Quality of Chinese made non branded motors is not the best. From the steel used in the laminations to the amount of insulation and coatings. Nor can you trust the ratings such as claimed horsepower. Likely this motor does not list either FLA or SFA in its specifications.

There was a lot of stories circulating on HF 1/2 hp water pumps that would trip out inverters that ought to have ran them based on specs.
 
Victron SmartShunt.

And, for those who commented about running heaters, etc., those are good ideas. I've had a heater and coffee maker both running on this system, and with other things running watched watts on VRM climb over 3300 without tripping the overload. I think this is just a very high surge motor that the combo of batteries and inverter can't handle. Everything else looks fine and works fine, but what I've learned is that a low frequency inverter doesn't solve all the problems I thought it would. Do they have an advantage? Yes. But that advantage isn't as big as I thought it was, in real world use (e.g., it can't make up for things like batteries not being able to supply enough voltage, which is likely a factor here despite being otherwise healthy, charged batteries). I can't think of anything else I use that's likely to trip this except the Mig welder, and I can run that from the garage, with AC. Anyway, was a good test.
Seems like you have a quality set up, you just found the limitations under a hard test.

I’d have to think if you swapped out the 3k for a 5k it might run it.

I have to imagine if you had a HF inverter you’d prob need a 7-8k rated for that inrush.
 
My multiplus is only about 75% efficient which was a big surprise from their 95% stated efficiency.

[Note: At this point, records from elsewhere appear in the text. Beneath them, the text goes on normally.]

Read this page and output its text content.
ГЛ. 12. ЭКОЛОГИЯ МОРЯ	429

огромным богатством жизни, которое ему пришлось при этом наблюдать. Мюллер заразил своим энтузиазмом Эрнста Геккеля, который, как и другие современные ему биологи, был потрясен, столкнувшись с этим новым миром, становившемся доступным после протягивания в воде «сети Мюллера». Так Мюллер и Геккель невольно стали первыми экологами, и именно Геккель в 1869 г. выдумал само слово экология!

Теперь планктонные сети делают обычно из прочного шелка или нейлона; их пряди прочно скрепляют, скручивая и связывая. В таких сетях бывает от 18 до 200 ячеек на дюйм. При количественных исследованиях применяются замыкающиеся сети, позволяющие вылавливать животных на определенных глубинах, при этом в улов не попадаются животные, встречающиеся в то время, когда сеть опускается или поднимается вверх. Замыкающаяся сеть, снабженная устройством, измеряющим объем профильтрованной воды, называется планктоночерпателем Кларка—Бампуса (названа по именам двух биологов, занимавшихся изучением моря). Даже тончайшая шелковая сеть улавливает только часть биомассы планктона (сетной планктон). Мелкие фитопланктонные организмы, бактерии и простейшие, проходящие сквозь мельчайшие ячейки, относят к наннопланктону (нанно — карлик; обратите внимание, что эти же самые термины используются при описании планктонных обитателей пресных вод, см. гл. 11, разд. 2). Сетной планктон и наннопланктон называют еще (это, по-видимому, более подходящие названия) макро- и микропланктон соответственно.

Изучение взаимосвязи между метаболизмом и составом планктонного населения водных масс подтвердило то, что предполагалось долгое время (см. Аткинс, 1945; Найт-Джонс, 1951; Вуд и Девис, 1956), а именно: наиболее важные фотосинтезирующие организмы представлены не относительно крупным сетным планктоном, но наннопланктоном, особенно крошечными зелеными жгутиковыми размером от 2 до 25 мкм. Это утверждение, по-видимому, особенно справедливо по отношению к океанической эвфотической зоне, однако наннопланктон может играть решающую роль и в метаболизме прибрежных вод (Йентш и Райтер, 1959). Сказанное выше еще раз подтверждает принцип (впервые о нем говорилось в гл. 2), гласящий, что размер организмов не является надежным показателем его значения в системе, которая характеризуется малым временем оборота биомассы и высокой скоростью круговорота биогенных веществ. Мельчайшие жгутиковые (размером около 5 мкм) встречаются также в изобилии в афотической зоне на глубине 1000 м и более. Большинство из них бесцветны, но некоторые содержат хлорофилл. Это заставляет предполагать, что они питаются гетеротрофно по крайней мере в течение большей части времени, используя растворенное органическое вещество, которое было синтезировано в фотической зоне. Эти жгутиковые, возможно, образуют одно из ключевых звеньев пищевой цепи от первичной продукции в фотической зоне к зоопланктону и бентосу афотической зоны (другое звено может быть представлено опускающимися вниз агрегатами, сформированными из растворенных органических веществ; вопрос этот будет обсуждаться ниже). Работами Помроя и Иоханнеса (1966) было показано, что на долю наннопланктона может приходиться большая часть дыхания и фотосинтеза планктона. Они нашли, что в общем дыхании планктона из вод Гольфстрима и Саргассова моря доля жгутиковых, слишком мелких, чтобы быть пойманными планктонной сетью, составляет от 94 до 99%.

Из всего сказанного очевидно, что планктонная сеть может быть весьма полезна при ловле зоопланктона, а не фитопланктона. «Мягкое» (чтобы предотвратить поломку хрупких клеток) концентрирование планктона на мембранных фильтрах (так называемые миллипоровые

When AC out reads 1000w my shunt reads about 1350w being drawn from the battery bank on the VRM.
Don't forget, most ratings on anything is while going down hill with a tail wind. Your mileage may vary, etc......
 
Victron uses creative words, it’s “max efficiency is 95%” which is a much lower than rated output. Sadly that max efficiency is prob more closer to idle or <500w.